Structured logging is non-negotiable. console.log with string concatenation is a debugging tool, not a production logging strategy.

Use pino for Node.js — it is the fastest structured logger available and outputs JSON by default. Pipe logs to a transport that ships them to your aggregation stack (ELK, Loki, Datadog, or even CloudWatch):

const pino = require('pino');
const logger = pino({
  level: process.env.LOG_LEVEL || 'info',
  formatters: {
    level: (label) => ({ level: label }),
  },
  redact: ['req.headers.authorization', 'req.headers.cookie'],
});

The redact option is critical — never log auth tokens or session cookies. Correlation IDs should flow through every log line so you can trace a request across services.

How Reflex handles Node.js servers

The reflexd agent monitors Node.js processes the same way it monitors any Linux service: process health via systemd or PM2, memory and CPU trends, disk pressure, and log pattern detection. When a Node.js worker crosses memory thresholds or stops responding to health checks, the Brain can trigger a graceful restart via PM2's API — not a blind kill -9.

For teams running Node.js alongside PHP, Python, or Go on the same infrastructure, Reflex provides a single pane of glass that understands each runtime's failure modes without requiring per-language monitoring tools.
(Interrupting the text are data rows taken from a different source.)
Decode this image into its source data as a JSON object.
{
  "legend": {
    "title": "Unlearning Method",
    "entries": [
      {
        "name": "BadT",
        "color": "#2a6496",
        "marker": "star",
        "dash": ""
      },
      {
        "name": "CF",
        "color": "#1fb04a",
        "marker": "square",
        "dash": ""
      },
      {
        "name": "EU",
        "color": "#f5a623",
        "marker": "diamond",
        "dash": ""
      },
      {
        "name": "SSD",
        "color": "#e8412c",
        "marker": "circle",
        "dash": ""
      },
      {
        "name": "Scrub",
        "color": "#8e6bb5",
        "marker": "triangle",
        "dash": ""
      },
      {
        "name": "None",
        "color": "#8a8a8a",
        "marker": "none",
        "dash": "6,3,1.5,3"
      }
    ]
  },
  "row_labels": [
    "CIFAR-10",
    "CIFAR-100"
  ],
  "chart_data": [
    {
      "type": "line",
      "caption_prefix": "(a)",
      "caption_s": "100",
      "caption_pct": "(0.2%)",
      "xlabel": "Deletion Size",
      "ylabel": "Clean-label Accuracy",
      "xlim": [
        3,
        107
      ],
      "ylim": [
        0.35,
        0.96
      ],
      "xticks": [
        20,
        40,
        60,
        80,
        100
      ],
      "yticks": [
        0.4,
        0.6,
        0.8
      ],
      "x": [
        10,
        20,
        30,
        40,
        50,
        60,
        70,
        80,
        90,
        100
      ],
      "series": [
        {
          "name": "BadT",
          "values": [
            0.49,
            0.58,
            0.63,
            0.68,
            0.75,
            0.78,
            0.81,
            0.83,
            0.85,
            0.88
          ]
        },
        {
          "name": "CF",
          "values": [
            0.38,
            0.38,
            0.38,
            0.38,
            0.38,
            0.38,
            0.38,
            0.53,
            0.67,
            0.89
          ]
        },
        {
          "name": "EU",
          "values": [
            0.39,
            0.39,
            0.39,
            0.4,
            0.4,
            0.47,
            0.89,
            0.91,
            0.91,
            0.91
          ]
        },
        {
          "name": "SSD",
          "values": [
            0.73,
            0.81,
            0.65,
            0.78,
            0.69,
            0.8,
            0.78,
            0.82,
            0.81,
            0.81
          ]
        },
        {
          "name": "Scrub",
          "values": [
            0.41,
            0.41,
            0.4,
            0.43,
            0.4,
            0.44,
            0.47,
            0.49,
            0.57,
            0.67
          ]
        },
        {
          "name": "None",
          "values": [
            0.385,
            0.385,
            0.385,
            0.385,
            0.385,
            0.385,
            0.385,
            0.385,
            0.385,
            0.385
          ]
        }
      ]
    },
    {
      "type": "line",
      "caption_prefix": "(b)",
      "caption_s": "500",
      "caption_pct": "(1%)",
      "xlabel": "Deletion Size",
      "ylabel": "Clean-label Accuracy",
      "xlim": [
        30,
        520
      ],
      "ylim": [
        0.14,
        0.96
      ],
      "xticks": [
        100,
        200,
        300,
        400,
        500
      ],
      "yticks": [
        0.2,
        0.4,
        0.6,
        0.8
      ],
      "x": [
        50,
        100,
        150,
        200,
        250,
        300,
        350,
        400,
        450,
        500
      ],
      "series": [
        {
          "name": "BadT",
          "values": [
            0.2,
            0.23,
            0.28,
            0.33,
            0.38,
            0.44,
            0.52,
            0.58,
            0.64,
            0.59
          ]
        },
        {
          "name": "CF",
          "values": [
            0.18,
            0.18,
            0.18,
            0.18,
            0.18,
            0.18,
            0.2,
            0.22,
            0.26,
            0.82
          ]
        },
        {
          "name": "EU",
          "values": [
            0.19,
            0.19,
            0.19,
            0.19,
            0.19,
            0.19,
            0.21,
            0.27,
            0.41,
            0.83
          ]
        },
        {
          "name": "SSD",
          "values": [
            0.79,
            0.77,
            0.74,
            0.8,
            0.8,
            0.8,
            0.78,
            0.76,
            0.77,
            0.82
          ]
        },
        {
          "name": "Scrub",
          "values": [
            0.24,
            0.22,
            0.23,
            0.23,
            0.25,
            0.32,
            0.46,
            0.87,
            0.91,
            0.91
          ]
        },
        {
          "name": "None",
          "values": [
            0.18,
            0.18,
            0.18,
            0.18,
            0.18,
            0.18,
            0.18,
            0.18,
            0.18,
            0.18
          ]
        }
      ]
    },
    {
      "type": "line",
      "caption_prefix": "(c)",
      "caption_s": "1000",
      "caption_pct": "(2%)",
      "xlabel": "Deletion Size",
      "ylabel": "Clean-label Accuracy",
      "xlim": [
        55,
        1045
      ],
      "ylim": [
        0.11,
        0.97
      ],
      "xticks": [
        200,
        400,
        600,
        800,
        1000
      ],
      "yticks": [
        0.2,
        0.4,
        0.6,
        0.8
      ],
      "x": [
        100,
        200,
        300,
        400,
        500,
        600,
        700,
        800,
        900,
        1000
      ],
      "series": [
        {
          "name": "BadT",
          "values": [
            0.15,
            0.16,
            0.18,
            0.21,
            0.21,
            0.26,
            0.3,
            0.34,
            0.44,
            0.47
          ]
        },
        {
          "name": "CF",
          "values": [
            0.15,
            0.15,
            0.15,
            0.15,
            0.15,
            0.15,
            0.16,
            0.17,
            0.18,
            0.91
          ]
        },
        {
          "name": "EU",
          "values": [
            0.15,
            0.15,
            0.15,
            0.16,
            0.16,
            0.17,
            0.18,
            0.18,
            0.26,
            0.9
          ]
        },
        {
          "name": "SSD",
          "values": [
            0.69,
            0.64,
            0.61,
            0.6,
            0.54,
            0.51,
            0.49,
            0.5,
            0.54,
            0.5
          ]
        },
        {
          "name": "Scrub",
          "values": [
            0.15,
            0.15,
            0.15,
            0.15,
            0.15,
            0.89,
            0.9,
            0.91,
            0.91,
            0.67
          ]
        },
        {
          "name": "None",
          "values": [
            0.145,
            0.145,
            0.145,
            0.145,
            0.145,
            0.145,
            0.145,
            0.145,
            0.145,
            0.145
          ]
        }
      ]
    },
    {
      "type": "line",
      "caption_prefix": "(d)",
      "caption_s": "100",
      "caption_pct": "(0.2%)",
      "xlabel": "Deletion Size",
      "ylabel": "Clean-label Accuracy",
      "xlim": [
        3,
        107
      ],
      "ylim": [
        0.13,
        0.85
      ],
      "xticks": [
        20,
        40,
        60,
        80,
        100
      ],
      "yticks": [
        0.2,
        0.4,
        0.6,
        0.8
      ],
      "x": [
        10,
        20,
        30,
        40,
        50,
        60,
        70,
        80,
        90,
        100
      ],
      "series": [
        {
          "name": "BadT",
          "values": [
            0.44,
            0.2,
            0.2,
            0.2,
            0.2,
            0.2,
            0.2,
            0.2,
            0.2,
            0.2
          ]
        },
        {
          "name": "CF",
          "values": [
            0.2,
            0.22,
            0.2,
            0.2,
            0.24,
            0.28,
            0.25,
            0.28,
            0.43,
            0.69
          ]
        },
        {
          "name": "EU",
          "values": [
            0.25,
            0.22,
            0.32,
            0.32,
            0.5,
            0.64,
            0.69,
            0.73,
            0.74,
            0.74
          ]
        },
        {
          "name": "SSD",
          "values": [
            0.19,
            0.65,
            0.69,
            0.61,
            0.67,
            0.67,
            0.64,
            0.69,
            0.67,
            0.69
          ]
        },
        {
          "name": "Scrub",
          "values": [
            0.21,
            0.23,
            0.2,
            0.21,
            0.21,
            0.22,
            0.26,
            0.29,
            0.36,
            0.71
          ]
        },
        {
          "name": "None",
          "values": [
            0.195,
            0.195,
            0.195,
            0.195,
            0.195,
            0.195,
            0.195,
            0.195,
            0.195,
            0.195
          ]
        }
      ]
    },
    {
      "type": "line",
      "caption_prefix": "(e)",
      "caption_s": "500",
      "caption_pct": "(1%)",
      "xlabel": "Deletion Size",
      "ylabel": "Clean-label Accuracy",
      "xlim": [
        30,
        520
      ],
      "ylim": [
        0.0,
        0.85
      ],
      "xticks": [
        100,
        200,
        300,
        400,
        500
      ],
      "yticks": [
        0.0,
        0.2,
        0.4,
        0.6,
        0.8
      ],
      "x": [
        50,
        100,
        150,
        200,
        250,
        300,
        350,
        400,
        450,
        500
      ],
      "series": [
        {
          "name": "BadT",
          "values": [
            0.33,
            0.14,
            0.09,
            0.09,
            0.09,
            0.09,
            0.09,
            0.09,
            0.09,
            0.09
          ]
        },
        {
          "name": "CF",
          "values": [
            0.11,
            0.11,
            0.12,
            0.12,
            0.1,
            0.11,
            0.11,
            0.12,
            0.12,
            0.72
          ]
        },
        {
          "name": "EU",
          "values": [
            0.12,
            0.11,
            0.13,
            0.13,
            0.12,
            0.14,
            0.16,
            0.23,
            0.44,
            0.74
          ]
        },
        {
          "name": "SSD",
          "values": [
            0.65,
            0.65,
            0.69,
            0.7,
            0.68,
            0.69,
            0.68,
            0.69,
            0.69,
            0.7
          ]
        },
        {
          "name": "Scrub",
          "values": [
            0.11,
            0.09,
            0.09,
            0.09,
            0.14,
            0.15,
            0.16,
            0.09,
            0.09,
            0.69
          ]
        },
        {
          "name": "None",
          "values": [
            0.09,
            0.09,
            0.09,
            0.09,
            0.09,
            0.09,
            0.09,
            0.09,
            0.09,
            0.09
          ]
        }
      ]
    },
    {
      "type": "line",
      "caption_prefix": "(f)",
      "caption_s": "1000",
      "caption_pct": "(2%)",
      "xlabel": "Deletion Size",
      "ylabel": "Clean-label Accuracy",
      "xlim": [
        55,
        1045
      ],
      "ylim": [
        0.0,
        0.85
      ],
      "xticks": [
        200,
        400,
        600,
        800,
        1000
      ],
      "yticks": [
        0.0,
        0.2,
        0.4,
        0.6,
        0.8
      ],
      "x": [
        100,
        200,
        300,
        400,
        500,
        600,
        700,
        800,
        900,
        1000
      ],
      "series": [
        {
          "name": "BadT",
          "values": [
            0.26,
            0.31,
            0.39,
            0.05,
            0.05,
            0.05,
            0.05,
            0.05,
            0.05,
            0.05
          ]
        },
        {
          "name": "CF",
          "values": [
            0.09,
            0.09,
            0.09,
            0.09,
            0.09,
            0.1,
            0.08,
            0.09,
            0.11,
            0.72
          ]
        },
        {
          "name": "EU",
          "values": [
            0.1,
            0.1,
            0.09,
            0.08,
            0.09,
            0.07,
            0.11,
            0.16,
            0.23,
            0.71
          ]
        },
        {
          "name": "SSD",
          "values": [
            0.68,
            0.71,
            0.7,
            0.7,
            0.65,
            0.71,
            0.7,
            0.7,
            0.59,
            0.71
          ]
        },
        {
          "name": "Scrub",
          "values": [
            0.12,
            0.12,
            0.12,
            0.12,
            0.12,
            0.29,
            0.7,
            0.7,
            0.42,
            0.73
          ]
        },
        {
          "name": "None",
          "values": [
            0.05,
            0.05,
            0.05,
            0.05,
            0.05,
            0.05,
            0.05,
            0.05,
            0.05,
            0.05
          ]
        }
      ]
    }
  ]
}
The reflexd agent also watches PM2's process list directly, detecting when workers enter a crash loop (restarting faster than min_uptime allows) and alerting before the exponential backoff delay masks the problem from your uptime checker.

Key takeaways

Node.js monitoring is not one tool — it is a stack of practices: PM2 for process supervision, heap snapshots for leak hunting, event loop delay for CPU pressure, honest health checks for load balancer integration, and structured logging for post-incident diagnosis. Get the fundamentals right and the exotic failure modes become rare. Skip them and you will learn what "event loop starvation" means the hard way.